Summary of indels in fly

INDELs	Chr2L	Chr2R	Chr3L	Chr3R	ChrX	Chr4
No. sites overall	236 300	195 139	243 431	225 411	177 697	3927
Variant density (per kb)	10.2785	9.2518	8.7421	8.0950	7.9859	3.0391
No. in splicing	155	153	140	172	82	6
No. in UTR3	6711	7318	7371	8063	7135	134
No. in UTR5	4293	4432	4712	4613	3596	79
No. in upstream ^a	16 877	16 368	16 841	16 417	10 128	241
No. in downstream ^b	14 759	13 530	14 953	14 398	10 528	274
No. in intergetic	81 545	57 305	85 089	68 854	61 799	1137
No. in intron	108 098	92432	110 465	108 684	81 361	1991
No. in exon	3862	3601	3860	4210	3068	65
Synonymous	1353	1219	1103	1352	666	35
Nonsynonymous	2485	2351	2721	2832	2414	25
Stop loss	2	3	6	10	3	0
Stop gain	57	85	75	78	22	8

INDELs	Chr2L	Chr2R	Chr3L	Chr3R	ChrX	Chr4
No. sites overall	236 300	195 139	243 431	225 411	177 697	3927
Variant density (per kb)	10.2785	9.2518	8.7421	8.0950	7.9859	3.0391
No. in splicing	155	153	140	172	82	6
No. in UTR3	6711	7318	7371	8063	7135	134
No. in UTR5	4293	4432	4712	4613	3596	79
No. in upstream ^a	16 877	16 368	16 841	16 417	10 128	241
No. in downstream ^b	14 759	13 530	14 953	14 398	10 528	274
No. in intergetic	81 545	57 305	85 089	68 854	61 799	1137
No. in intron	108 098	92432	110 465	108 684	81 361	1991
No. in exon	3862	3601	3860	4210	3068	65
Synonymous	1353	1219	1103	1352	666	35
Nonsynonymous	2485	2351	2721	2832	2414	25
Stop loss	2	3	6	10	3	0
Stop gain	57	85	75	78	22	8

^a Upstream: Variant overlaps 1-kb region upstream of transcription start site.

^b Downstream: Variant overlaps 1-kb region downstream of transcription end site.

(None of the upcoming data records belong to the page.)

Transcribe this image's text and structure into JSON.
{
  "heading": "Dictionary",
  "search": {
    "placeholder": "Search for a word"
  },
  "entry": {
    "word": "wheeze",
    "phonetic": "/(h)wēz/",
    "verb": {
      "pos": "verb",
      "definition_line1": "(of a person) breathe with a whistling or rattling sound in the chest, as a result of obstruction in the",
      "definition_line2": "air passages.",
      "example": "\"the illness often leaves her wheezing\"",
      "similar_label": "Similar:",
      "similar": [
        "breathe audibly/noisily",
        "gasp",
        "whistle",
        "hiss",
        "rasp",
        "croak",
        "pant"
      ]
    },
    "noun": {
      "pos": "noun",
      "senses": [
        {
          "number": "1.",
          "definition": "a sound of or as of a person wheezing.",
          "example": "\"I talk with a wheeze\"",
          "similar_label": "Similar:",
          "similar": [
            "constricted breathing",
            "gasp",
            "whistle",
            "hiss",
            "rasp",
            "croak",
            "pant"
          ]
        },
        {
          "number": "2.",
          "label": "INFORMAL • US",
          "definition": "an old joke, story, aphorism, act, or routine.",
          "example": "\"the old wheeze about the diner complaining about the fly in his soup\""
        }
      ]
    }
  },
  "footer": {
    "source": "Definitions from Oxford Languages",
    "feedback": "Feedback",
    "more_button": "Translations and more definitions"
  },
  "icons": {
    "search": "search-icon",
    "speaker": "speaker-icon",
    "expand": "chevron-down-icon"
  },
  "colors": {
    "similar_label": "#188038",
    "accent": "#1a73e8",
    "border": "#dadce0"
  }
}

Both Tables 1 and 2 show that, the variant density, which is defined as the total number of variants per kb, is similar for the four arms of chromosome 2 and 3 at about 1 polymorphism per 20 base pairs. Variant density for the X chromosome is markedly lower. This is true even when we take the fact that variants on the X chromosome from the X chromosome lethal project are excluded. This is consistent with the idea that the X chromosome is under higher purify selection as males only have a single copy ( 19 , 20 ).

As expected, the vast majority of the selected variants are likely to be benign polymorphisms for the following reasons. First, variants are enriched in noncoding region as about 70% of them are located in intergenic or intronic regions. Second, for variants that map to exons, 65% are synonymous, not affecting the amino acid sequence of the final protein product. Third, these variants tend to be less conserved bases. As shown in Figure 1 , the average level of evolutionary conservation for the polymorphism bases is lower than that across the genome. It is worth noting that though many polymorphism sites are highly conserved, evolutionary conservation score alone is not sufficient to predict the functional importance of a given base.

Figure 1.

Comparison of evolutionary conservation scores between a whole chromosome and its polymorphism sites. In each plot, the left boxplot depicts conservation scores of a whole chromosome, such as ‘2L’ for chromosome 2L; the right boxplot displays conservation scores of which polymorphisms exists, for example ‘2L_SNP’ representing polymorphism sites of chromosome 2L.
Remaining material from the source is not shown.